A year ago, I stopped shaving my legs. It wasn’t particularly a big decision for me; it was winter and halfway through my junior year, so I was putting minimal effort into anything that wasn’t school. I realized once it started getting warmer, I didn’t actually have to shave. It didn’t speak to my hygiene or character to have hair on my legs. I didn’t have to hide away my legs because it would seem weird to other people. It started out as laziness maybe, but the first time I wore shorts without shaving, no one noticed or said anything. I felt more comfortable wearing shorts than I usually did. It made me wonder what was stopping me before.I dug through some history to find how shaving evolved into a cultural norm. In the Roman Empire, having shaved legs was a display of status. It represented the cleanliness and youth of wealthier women and became the custom throughout the rule of the empire. That wasn’t true everywhere, however. Shaving didn’t become a norm for women in America until sleeveless dresses and skirts above the knee became acceptable in the early 20th century.
From there, it was a matter of the beauty standards set by the fashion and advertising industries. Gillette ads at the turn of the century urged women to remove their “unsightly” hair and buy the company’s women’s razors. History has rooted shaving in traditional hygiene, but it’s not like brushing your teeth. It’s a choice that doesn’t have any health repercussions; shaving is like getting a haircut, not cavities. I felt the pressure to start shaving when I was 11; my German grandmothers left me with pretty obvious leg hair. I’ve always had an obsession with fashion, and from what I’d seen, I felt like it was a necessary step to becoming an adult. I quickly realized the benefit of having smooth legs only lasted about a day, and the regrowing hair became itchy and noticeable on me, but there was no way sixth grade me was going out of my way to be different from the girls in magazines. I wanted to fit in and be seen as pretty and perfect, so I imitated the celebrities other people praised that way.
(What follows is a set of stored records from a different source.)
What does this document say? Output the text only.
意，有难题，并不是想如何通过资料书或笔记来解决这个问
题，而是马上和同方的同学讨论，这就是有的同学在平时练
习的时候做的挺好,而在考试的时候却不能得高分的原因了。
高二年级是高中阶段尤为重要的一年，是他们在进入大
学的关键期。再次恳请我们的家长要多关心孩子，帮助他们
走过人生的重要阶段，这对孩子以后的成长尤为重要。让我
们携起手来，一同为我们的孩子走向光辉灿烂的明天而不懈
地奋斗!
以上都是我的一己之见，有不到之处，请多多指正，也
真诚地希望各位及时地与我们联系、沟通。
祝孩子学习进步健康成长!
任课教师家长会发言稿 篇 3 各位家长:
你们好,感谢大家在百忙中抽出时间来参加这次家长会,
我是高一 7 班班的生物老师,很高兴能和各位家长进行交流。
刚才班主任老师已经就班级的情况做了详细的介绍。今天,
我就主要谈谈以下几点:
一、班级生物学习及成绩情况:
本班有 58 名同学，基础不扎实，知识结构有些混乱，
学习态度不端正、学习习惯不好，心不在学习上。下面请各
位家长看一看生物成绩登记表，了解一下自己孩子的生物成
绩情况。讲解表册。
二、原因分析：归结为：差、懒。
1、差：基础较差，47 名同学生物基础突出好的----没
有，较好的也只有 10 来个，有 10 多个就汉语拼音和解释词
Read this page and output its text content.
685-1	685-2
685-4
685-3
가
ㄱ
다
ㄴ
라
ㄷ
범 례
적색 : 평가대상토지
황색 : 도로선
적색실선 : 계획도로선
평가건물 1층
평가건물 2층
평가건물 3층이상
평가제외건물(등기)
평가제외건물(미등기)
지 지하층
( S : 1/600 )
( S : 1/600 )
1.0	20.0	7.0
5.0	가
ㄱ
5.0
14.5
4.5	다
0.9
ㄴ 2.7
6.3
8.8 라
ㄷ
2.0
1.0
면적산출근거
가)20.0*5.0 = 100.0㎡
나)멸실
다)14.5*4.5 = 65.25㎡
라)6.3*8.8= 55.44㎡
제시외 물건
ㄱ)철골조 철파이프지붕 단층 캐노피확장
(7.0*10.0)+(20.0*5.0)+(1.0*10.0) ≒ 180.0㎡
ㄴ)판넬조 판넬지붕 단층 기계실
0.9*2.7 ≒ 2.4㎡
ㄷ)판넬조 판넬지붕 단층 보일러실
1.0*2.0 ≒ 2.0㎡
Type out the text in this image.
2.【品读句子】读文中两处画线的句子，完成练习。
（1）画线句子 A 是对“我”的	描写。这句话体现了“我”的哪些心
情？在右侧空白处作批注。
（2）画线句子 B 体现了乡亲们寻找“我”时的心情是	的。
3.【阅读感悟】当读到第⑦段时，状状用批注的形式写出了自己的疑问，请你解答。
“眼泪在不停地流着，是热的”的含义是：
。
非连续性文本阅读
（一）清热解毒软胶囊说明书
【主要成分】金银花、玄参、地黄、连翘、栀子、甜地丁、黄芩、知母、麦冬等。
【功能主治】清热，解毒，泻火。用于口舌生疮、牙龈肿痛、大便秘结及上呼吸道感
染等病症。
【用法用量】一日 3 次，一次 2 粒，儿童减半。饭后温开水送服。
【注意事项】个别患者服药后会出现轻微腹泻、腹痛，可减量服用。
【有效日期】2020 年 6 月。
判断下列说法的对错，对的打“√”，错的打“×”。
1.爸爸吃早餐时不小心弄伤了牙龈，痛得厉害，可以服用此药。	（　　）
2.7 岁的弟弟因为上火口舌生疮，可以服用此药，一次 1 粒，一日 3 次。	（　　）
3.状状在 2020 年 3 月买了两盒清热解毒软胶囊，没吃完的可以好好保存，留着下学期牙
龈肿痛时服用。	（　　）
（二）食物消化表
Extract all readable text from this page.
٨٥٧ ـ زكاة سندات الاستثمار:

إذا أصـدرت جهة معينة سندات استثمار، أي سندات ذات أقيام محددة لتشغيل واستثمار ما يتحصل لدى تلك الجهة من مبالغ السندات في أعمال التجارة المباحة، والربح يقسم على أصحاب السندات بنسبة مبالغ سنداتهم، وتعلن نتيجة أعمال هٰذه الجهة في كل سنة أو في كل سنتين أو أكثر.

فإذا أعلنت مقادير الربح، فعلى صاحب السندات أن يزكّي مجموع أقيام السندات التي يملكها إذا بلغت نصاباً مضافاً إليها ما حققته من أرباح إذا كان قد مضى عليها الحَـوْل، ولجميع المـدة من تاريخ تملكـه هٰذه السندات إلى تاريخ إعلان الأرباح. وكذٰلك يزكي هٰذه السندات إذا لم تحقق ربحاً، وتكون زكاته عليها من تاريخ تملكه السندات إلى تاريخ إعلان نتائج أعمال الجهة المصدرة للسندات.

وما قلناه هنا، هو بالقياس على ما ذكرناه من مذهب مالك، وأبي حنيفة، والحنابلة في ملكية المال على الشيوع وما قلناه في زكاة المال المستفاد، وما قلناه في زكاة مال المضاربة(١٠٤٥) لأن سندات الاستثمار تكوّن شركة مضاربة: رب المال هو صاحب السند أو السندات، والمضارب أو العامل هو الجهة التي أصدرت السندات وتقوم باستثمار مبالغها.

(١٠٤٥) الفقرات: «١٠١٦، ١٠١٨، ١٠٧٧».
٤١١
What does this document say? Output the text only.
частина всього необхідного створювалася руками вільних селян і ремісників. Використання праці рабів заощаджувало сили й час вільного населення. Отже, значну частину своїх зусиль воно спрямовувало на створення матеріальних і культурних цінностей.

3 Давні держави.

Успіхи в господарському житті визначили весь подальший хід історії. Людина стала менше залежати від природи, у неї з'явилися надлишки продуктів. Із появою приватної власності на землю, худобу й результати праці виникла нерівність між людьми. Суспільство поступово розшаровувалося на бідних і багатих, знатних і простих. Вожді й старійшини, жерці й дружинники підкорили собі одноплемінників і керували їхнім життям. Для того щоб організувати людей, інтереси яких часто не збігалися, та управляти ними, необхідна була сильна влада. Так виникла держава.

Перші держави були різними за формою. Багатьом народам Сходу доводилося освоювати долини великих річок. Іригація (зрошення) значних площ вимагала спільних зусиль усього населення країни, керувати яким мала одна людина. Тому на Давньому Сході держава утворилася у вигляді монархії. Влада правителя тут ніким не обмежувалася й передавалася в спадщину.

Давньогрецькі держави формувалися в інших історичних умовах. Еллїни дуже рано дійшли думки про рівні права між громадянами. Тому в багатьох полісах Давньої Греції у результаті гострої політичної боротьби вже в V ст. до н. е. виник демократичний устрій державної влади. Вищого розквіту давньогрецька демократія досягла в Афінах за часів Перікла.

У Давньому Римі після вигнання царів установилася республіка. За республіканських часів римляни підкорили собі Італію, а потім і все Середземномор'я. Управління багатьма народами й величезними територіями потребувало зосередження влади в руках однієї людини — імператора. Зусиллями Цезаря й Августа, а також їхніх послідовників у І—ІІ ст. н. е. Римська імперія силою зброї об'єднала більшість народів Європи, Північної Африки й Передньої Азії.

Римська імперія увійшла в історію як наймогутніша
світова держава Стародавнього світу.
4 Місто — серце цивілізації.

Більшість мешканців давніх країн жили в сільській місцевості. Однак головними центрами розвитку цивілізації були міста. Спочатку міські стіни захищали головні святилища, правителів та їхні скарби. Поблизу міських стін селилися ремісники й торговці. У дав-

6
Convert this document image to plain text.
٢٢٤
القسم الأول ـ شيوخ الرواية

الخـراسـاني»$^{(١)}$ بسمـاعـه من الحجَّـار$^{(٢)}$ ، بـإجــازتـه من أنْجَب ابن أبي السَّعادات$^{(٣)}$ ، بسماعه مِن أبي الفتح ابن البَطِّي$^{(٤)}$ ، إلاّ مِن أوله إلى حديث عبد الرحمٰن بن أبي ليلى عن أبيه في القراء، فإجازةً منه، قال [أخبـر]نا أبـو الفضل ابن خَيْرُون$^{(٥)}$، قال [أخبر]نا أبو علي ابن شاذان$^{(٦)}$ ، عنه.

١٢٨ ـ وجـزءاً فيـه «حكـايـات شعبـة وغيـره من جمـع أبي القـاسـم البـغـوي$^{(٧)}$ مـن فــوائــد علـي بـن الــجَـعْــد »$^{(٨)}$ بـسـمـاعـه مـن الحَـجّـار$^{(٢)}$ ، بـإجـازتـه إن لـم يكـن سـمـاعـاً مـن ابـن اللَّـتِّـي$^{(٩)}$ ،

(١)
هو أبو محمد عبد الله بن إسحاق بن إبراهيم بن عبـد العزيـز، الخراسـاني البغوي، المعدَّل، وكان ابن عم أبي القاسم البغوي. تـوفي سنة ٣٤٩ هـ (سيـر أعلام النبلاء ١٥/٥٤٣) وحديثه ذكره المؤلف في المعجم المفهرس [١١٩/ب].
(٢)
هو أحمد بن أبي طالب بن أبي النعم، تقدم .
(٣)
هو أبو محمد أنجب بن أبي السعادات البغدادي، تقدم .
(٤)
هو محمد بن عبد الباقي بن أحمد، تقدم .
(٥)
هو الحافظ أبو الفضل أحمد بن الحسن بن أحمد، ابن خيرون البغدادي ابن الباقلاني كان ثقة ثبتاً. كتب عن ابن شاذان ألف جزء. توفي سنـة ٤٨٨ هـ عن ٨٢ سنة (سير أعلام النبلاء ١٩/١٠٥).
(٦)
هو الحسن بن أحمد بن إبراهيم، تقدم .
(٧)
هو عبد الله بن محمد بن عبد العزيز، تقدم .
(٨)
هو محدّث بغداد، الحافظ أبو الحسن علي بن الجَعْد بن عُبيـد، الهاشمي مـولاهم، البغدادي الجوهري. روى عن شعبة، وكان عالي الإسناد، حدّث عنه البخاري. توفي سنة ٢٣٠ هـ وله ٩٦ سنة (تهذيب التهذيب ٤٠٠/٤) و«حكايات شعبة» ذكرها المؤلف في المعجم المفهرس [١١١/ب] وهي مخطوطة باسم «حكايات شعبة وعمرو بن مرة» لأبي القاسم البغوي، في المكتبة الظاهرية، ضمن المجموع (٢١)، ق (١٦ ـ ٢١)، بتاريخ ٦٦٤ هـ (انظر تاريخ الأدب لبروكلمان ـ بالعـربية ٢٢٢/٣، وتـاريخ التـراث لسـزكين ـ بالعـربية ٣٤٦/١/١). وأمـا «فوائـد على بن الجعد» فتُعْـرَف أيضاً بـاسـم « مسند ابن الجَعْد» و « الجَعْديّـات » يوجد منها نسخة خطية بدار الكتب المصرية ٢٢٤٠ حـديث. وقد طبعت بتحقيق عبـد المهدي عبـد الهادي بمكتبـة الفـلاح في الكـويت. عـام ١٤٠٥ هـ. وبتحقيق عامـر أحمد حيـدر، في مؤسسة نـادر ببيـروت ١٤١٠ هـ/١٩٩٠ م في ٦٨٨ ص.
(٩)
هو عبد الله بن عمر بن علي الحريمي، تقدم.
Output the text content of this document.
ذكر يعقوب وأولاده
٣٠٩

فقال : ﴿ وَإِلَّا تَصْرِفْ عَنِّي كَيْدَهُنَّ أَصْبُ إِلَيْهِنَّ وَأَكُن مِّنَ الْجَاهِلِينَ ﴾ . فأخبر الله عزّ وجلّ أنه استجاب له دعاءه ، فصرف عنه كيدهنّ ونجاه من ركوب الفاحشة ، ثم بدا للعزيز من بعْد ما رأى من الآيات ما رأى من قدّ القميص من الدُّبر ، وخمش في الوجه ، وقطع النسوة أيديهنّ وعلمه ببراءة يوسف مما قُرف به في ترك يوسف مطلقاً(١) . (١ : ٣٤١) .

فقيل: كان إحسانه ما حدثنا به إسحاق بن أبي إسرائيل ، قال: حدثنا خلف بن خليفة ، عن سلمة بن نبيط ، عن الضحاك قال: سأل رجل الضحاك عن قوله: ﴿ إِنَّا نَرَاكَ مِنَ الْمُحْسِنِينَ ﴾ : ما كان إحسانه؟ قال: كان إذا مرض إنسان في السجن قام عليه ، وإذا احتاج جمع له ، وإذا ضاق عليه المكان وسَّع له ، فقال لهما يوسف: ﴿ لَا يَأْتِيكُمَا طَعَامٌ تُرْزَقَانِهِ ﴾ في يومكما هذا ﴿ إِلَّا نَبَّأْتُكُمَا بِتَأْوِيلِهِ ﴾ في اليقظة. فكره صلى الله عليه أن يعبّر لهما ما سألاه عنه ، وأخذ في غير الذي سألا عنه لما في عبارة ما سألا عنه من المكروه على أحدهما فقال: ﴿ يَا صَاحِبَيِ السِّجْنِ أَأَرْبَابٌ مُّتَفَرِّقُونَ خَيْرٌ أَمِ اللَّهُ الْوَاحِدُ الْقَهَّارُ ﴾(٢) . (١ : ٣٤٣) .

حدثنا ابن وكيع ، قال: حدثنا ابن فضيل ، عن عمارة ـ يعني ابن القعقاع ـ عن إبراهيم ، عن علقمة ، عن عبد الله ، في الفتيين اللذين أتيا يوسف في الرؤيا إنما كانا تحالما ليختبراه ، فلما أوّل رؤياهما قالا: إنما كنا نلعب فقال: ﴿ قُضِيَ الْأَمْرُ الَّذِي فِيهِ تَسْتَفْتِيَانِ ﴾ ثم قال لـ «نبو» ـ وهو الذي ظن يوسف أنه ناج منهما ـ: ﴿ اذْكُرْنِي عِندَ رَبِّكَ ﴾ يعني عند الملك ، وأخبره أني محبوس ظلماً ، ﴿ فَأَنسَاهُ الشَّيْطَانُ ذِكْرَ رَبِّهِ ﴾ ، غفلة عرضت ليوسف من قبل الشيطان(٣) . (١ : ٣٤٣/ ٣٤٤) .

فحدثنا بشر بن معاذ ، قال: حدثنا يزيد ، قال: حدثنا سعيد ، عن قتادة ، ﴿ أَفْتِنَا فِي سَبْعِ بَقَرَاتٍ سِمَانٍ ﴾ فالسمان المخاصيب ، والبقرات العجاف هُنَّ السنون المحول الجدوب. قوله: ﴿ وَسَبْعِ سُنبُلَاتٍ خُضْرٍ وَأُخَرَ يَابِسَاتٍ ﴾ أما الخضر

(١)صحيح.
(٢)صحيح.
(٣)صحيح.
By my junior year, I felt much more secure in myself and started branching out with fashion and expression. Once I stopped shaving my legs, it gave me a kind of confidence to do whatever I felt like, because my fear of standing out had been disproven. People didn’t particularly care what I wore. I still struggled to feel confident once it got warmer, to wear shorter skirts and shorts and show my legs, but I always pretended like I didn’t care in a “fake it ‘till you make it” mentality. Even now that I’m more confident, it’s still harder for me to feel pretty in feminine outfits. The  juxtaposition of traditionally masculine leg hair with my love for traditionally feminine skirts makes me feel like a fraud sometimes, but I’m much more comfortable in my own skin. In an ideal world, I’d like everyone to be able to feel comfortable no matter their preferences for their body. For now, all I can do is work to be happy with who I am.